Here is my legislative update for the week.
Hello everyone, we are back to work after crossover break.
HB 1118 allows Federally recognized tribes to make their register available to county clerks if they choose for the purposes of jury selection.
The intent is to allow a potential jury pool that more accurately reflects the population of the area to create a “jury of our peers”.
It was given a Do Pass recommendation in the Judiciary committee.
HB 1201 clarifies that a recall election for a public official must be held at least one year before the next regularly scheduled election for that office.
An Attorney General’s opinion said there was ambiguity with the current law in whether the one-year restriction applied to the date when the recall petition was certified or the date of the recall election itself.
This bill clarified it pertained to the date of the recall election, and it passed on the Senate floor and goes to the Governor for his signature.
What are your thoughts on spending $50 million in Legacy Fund earnings to pay for the Teddy Roosevelt Presidential Library?
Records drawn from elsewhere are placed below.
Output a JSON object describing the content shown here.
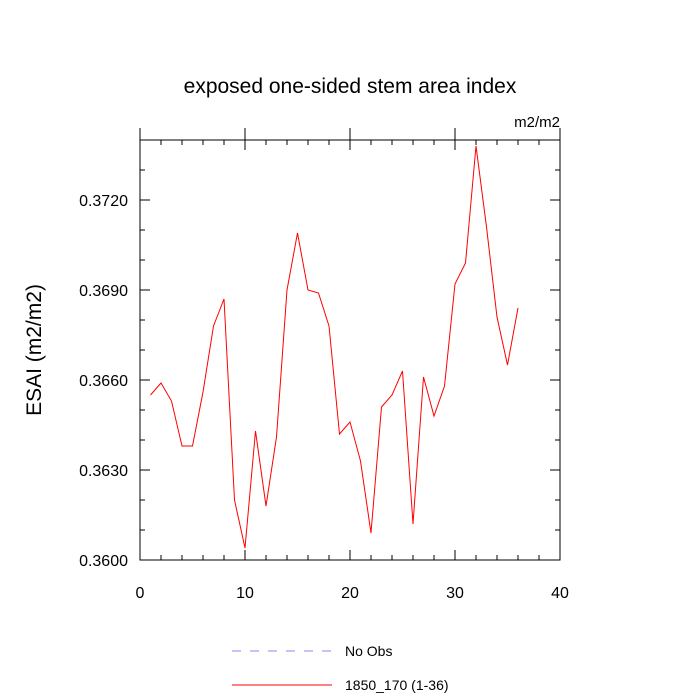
{
  "chart_data": {
    "type": "line",
    "title": "exposed one-sided stem area index",
    "units_label": "m2/m2",
    "ylabel": "ESAI  (m2/m2)",
    "xlabel": "",
    "xlim": [
      0,
      40
    ],
    "ylim": [
      0.36,
      0.374
    ],
    "x_ticks": [
      0,
      10,
      20,
      30,
      40
    ],
    "x_tick_labels": [
      "0",
      "10",
      "20",
      "30",
      "40"
    ],
    "y_ticks": [
      0.36,
      0.363,
      0.366,
      0.369,
      0.372
    ],
    "y_tick_labels": [
      "0.3600",
      "0.3630",
      "0.3660",
      "0.3690",
      "0.3720"
    ],
    "grid": false,
    "legend_position": "bottom-center",
    "series": [
      {
        "name": "1850_170 (1-36)",
        "color": "#ff0000",
        "style": "solid",
        "x": [
          1,
          2,
          3,
          4,
          5,
          6,
          7,
          8,
          9,
          10,
          11,
          12,
          13,
          14,
          15,
          16,
          17,
          18,
          19,
          20,
          21,
          22,
          23,
          24,
          25,
          26,
          27,
          28,
          29,
          30,
          31,
          32,
          33,
          34,
          35,
          36
        ],
        "values": [
          0.3655,
          0.3659,
          0.3653,
          0.3638,
          0.3638,
          0.3656,
          0.3678,
          0.3687,
          0.362,
          0.3604,
          0.3643,
          0.3618,
          0.3641,
          0.369,
          0.3709,
          0.369,
          0.3689,
          0.3678,
          0.3642,
          0.3646,
          0.3633,
          0.3609,
          0.3651,
          0.3655,
          0.3663,
          0.3612,
          0.3661,
          0.3648,
          0.3658,
          0.3692,
          0.3699,
          0.3738,
          0.3711,
          0.3681,
          0.3665,
          0.3684
        ]
      }
    ],
    "legend": [
      {
        "label": "No Obs",
        "color": "#8888ee",
        "style": "dashed"
      },
      {
        "label": "1850_170 (1-36)",
        "color": "#ff0000",
        "style": "solid"
      }
    ]
  }
}
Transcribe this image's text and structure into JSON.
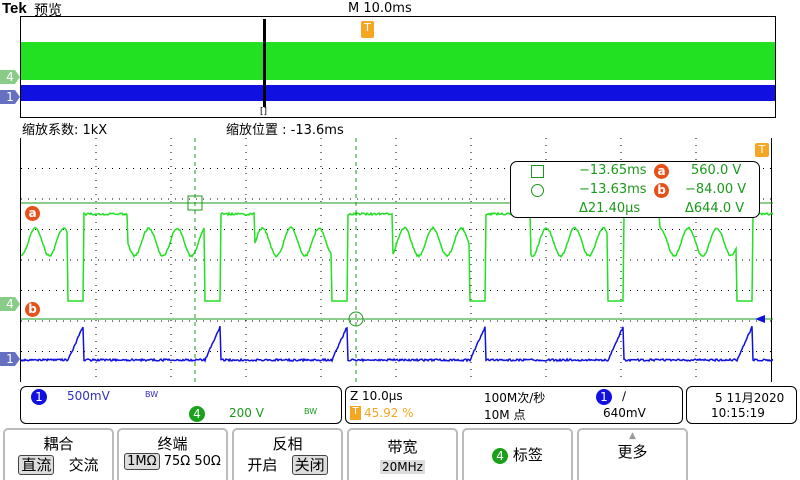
{
  "header": {
    "brand": "Tek",
    "mode": "预览",
    "timebase": "M 10.0ms"
  },
  "zoom": {
    "factor_label": "缩放系数: 1kX",
    "position_label": "缩放位置 :  -13.6ms"
  },
  "markers": {
    "ch4": "4",
    "ch1": "1",
    "trigger": "T",
    "cursor_a": "a",
    "cursor_b": "b"
  },
  "cursor_readout": {
    "a_time": "−13.65ms",
    "a_value": "560.0 V",
    "b_time": "−13.63ms",
    "b_value": "−84.00 V",
    "delta_time": "Δ21.40µs",
    "delta_value": "Δ644.0 V"
  },
  "channels": {
    "ch1": {
      "num": "1",
      "scale": "500mV",
      "bw": "BW",
      "color": "#1010e0"
    },
    "ch4": {
      "num": "4",
      "scale": "200 V",
      "bw": "BW",
      "color": "#1aa01a"
    }
  },
  "timebase": {
    "zoom": "Z 10.0µs",
    "sample_rate": "100M次/秒",
    "trigger_pos": "45.92 %",
    "record": "10M 点",
    "trig_ch": "1",
    "trig_slope": "∕",
    "trig_level": "640mV"
  },
  "datetime": {
    "date": "5 11月2020",
    "time": "10:15:19"
  },
  "buttons": [
    {
      "title": "耦合",
      "opts": [
        "直流",
        "交流"
      ],
      "selected": 0
    },
    {
      "title": "终端",
      "opts": [
        "1MΩ",
        "75Ω",
        "50Ω"
      ],
      "selected": 0
    },
    {
      "title": "反相",
      "opts": [
        "开启",
        "关闭"
      ],
      "selected": 1
    },
    {
      "title": "带宽",
      "value": "20MHz"
    },
    {
      "title": "标签",
      "chip": "4"
    },
    {
      "title": "更多"
    }
  ],
  "colors": {
    "ch4": "#22e022",
    "ch1": "#1010e0",
    "trigger": "#f5a623",
    "cursor": "#1a9a1a"
  }
}
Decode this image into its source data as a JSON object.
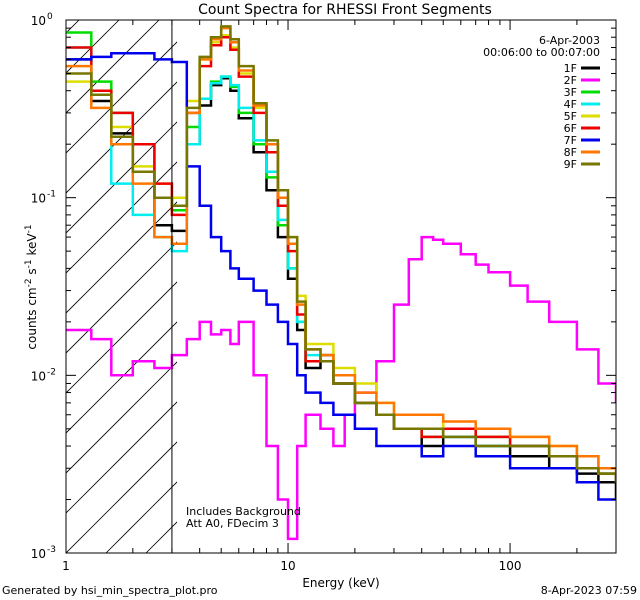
{
  "footer": {
    "generated_by": "Generated by hsi_min_spectra_plot.pro",
    "timestamp": "8-Apr-2023 07:59"
  },
  "chart_data": {
    "type": "line",
    "title": "Count Spectra for RHESSI Front Segments",
    "xlabel": "Energy (keV)",
    "ylabel": "counts cm-2 s-1 keV-1",
    "xscale": "log",
    "yscale": "log",
    "xlim": [
      1,
      300
    ],
    "ylim": [
      0.001,
      1
    ],
    "x_ticks": [
      {
        "v": 1,
        "label": "1"
      },
      {
        "v": 10,
        "label": "10"
      },
      {
        "v": 100,
        "label": "100"
      }
    ],
    "y_ticks": [
      {
        "v": 1,
        "base": "10",
        "exp": "0"
      },
      {
        "v": 0.1,
        "base": "10",
        "exp": "-1"
      },
      {
        "v": 0.01,
        "base": "10",
        "exp": "-2"
      },
      {
        "v": 0.001,
        "base": "10",
        "exp": "-3"
      }
    ],
    "grid": false,
    "legend_position": "top-right",
    "legend_date": "6-Apr-2003",
    "legend_time": "00:06:00 to 00:07:00",
    "annotations": [
      "Includes Background",
      "Att A0, FDecim 3"
    ],
    "hatched_region_max_energy": 3,
    "series": [
      {
        "name": "1F",
        "color": "#000000",
        "x": [
          1.0,
          1.3,
          1.6,
          2.0,
          2.5,
          3.0,
          3.5,
          4.0,
          4.5,
          5.0,
          5.5,
          6.0,
          7.0,
          8.0,
          9.0,
          10.0,
          11.0,
          12.0,
          14.0,
          16.0,
          20.0,
          25.0,
          30.0,
          40.0,
          50.0,
          70.0,
          100.0,
          150.0,
          200.0,
          250.0,
          300.0
        ],
        "y": [
          0.6,
          0.35,
          0.23,
          0.14,
          0.07,
          0.065,
          0.2,
          0.33,
          0.43,
          0.47,
          0.4,
          0.28,
          0.18,
          0.11,
          0.06,
          0.035,
          0.018,
          0.011,
          0.013,
          0.009,
          0.007,
          0.006,
          0.005,
          0.004,
          0.0045,
          0.004,
          0.0035,
          0.003,
          0.0028,
          0.0025,
          0.002
        ]
      },
      {
        "name": "2F",
        "color": "#ff00ff",
        "x": [
          1.0,
          1.3,
          1.6,
          2.0,
          2.5,
          3.0,
          3.5,
          4.0,
          4.5,
          5.0,
          5.5,
          6.0,
          7.0,
          8.0,
          9.0,
          10.0,
          11.0,
          12.0,
          14.0,
          16.0,
          18.0,
          20.0,
          25.0,
          30.0,
          35.0,
          40.0,
          45.0,
          50.0,
          60.0,
          70.0,
          80.0,
          100.0,
          120.0,
          150.0,
          200.0,
          250.0,
          300.0
        ],
        "y": [
          0.018,
          0.016,
          0.01,
          0.012,
          0.011,
          0.013,
          0.016,
          0.02,
          0.017,
          0.018,
          0.015,
          0.02,
          0.01,
          0.004,
          0.002,
          0.0012,
          0.004,
          0.006,
          0.005,
          0.004,
          0.006,
          0.008,
          0.012,
          0.025,
          0.045,
          0.06,
          0.058,
          0.055,
          0.048,
          0.042,
          0.038,
          0.032,
          0.026,
          0.02,
          0.014,
          0.009,
          0.007
        ]
      },
      {
        "name": "3F",
        "color": "#00dd00",
        "x": [
          1.0,
          1.3,
          1.6,
          2.0,
          2.5,
          3.0,
          3.5,
          4.0,
          4.5,
          5.0,
          5.5,
          6.0,
          7.0,
          8.0,
          9.0,
          10.0,
          11.0,
          12.0,
          14.0,
          16.0,
          20.0,
          25.0,
          30.0,
          40.0,
          50.0,
          70.0,
          100.0,
          150.0,
          200.0,
          250.0,
          300.0
        ],
        "y": [
          0.85,
          0.45,
          0.3,
          0.2,
          0.1,
          0.085,
          0.25,
          0.36,
          0.45,
          0.48,
          0.42,
          0.3,
          0.2,
          0.13,
          0.07,
          0.04,
          0.02,
          0.012,
          0.012,
          0.009,
          0.007,
          0.006,
          0.005,
          0.0045,
          0.005,
          0.0045,
          0.004,
          0.0035,
          0.003,
          0.0028,
          0.0025
        ]
      },
      {
        "name": "4F",
        "color": "#00eeee",
        "x": [
          1.0,
          1.3,
          1.6,
          2.0,
          2.5,
          3.0,
          3.5,
          4.0,
          4.5,
          5.0,
          5.5,
          6.0,
          7.0,
          8.0,
          9.0,
          10.0,
          11.0,
          12.0,
          14.0,
          16.0,
          20.0,
          25.0,
          30.0,
          40.0,
          50.0,
          70.0,
          100.0,
          150.0,
          200.0,
          250.0,
          300.0
        ],
        "y": [
          0.7,
          0.4,
          0.12,
          0.08,
          0.06,
          0.05,
          0.2,
          0.36,
          0.44,
          0.48,
          0.43,
          0.32,
          0.21,
          0.14,
          0.075,
          0.04,
          0.02,
          0.013,
          0.012,
          0.009,
          0.007,
          0.006,
          0.005,
          0.005,
          0.0045,
          0.004,
          0.004,
          0.0035,
          0.003,
          0.0028,
          0.0025
        ]
      },
      {
        "name": "5F",
        "color": "#dddd00",
        "x": [
          1.0,
          1.3,
          1.6,
          2.0,
          2.5,
          3.0,
          3.5,
          4.0,
          4.5,
          5.0,
          5.5,
          6.0,
          7.0,
          8.0,
          9.0,
          10.0,
          11.0,
          12.0,
          14.0,
          16.0,
          20.0,
          25.0,
          30.0,
          40.0,
          50.0,
          70.0,
          100.0,
          150.0,
          200.0,
          250.0,
          300.0
        ],
        "y": [
          0.45,
          0.4,
          0.25,
          0.15,
          0.12,
          0.1,
          0.35,
          0.6,
          0.75,
          0.82,
          0.7,
          0.5,
          0.32,
          0.2,
          0.1,
          0.06,
          0.028,
          0.015,
          0.015,
          0.011,
          0.009,
          0.007,
          0.006,
          0.006,
          0.005,
          0.005,
          0.0045,
          0.004,
          0.0035,
          0.003,
          0.0028
        ]
      },
      {
        "name": "6F",
        "color": "#ee0000",
        "x": [
          1.0,
          1.3,
          1.6,
          2.0,
          2.5,
          3.0,
          3.5,
          4.0,
          4.5,
          5.0,
          5.5,
          6.0,
          7.0,
          8.0,
          9.0,
          10.0,
          11.0,
          12.0,
          14.0,
          16.0,
          20.0,
          25.0,
          30.0,
          40.0,
          50.0,
          70.0,
          100.0,
          150.0,
          200.0,
          250.0,
          300.0
        ],
        "y": [
          0.7,
          0.4,
          0.3,
          0.2,
          0.12,
          0.08,
          0.3,
          0.55,
          0.72,
          0.8,
          0.68,
          0.48,
          0.3,
          0.18,
          0.09,
          0.05,
          0.022,
          0.012,
          0.012,
          0.009,
          0.007,
          0.006,
          0.005,
          0.0045,
          0.005,
          0.0045,
          0.004,
          0.0035,
          0.003,
          0.0028,
          0.0025
        ]
      },
      {
        "name": "7F",
        "color": "#0000ee",
        "x": [
          1.0,
          1.3,
          1.6,
          2.0,
          2.5,
          3.0,
          3.5,
          4.0,
          4.5,
          5.0,
          5.5,
          6.0,
          7.0,
          8.0,
          9.0,
          10.0,
          11.0,
          12.0,
          14.0,
          16.0,
          20.0,
          25.0,
          30.0,
          40.0,
          50.0,
          70.0,
          100.0,
          150.0,
          200.0,
          250.0,
          300.0
        ],
        "y": [
          0.6,
          0.62,
          0.65,
          0.65,
          0.6,
          0.58,
          0.15,
          0.09,
          0.06,
          0.05,
          0.04,
          0.035,
          0.03,
          0.025,
          0.02,
          0.015,
          0.01,
          0.008,
          0.007,
          0.006,
          0.005,
          0.004,
          0.004,
          0.0035,
          0.004,
          0.0035,
          0.003,
          0.003,
          0.0025,
          0.002,
          0.002
        ]
      },
      {
        "name": "8F",
        "color": "#ff7700",
        "x": [
          1.0,
          1.3,
          1.6,
          2.0,
          2.5,
          3.0,
          3.5,
          4.0,
          4.5,
          5.0,
          5.5,
          6.0,
          7.0,
          8.0,
          9.0,
          10.0,
          11.0,
          12.0,
          14.0,
          16.0,
          20.0,
          25.0,
          30.0,
          40.0,
          50.0,
          70.0,
          100.0,
          150.0,
          200.0,
          250.0,
          300.0
        ],
        "y": [
          0.55,
          0.32,
          0.2,
          0.12,
          0.06,
          0.055,
          0.3,
          0.6,
          0.78,
          0.9,
          0.75,
          0.52,
          0.33,
          0.2,
          0.1,
          0.055,
          0.025,
          0.014,
          0.013,
          0.01,
          0.008,
          0.007,
          0.006,
          0.006,
          0.0055,
          0.005,
          0.0045,
          0.004,
          0.0035,
          0.003,
          0.0028
        ]
      },
      {
        "name": "9F",
        "color": "#777700",
        "x": [
          1.0,
          1.3,
          1.6,
          2.0,
          2.5,
          3.0,
          3.5,
          4.0,
          4.5,
          5.0,
          5.5,
          6.0,
          7.0,
          8.0,
          9.0,
          10.0,
          11.0,
          12.0,
          14.0,
          16.0,
          20.0,
          25.0,
          30.0,
          40.0,
          50.0,
          70.0,
          100.0,
          150.0,
          200.0,
          250.0,
          300.0
        ],
        "y": [
          0.5,
          0.38,
          0.22,
          0.14,
          0.1,
          0.09,
          0.32,
          0.62,
          0.8,
          0.92,
          0.78,
          0.55,
          0.34,
          0.21,
          0.11,
          0.06,
          0.026,
          0.014,
          0.012,
          0.009,
          0.007,
          0.006,
          0.005,
          0.005,
          0.0045,
          0.004,
          0.004,
          0.0035,
          0.003,
          0.0028,
          0.0025
        ]
      }
    ]
  }
}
A propaganda poll was released which claims 64% of North Dakotans approve of the project ($100 million from private funds, $50 million from public funds), but we all know how polls can be skewed based on how the questions are asked.
I am against spending public funds on this project, but I’m curious what your thoughts are.
A new compact was signed by the Governor and Chairman Fox relating to the sharing of oil and gas taxes on Fort Berthold, and it is contingent on SB 2312 passing the House.
It would be a very good deal for all parties involved because of the certainty provided.
SB 2056, of which I was the prime sponsor, passed the House and goes to the Governor for his signature.
It places the approval of outreach programs electricians need to qualify to take the Journeyman’s license exam under the purview of the State Electrical Board instead of the Federal Bureau of Apprenticeship and Training.
This will allow NDSCS in Wahpeton and other programs to be approved to meet the apprentice education requirements.
Some electricians have become stuck in not being able to take the Journeyman’s exam because Federal training programs weren’t available to them with their employer or in their area.
This bill will help a number of electricians become qualified immediately to take their Journeyman’s exam based on coursework they’ve already completed but was not previously approved, and I’m very pleased with this passage.
Have a fantastic week, and I look forward to hearing from you.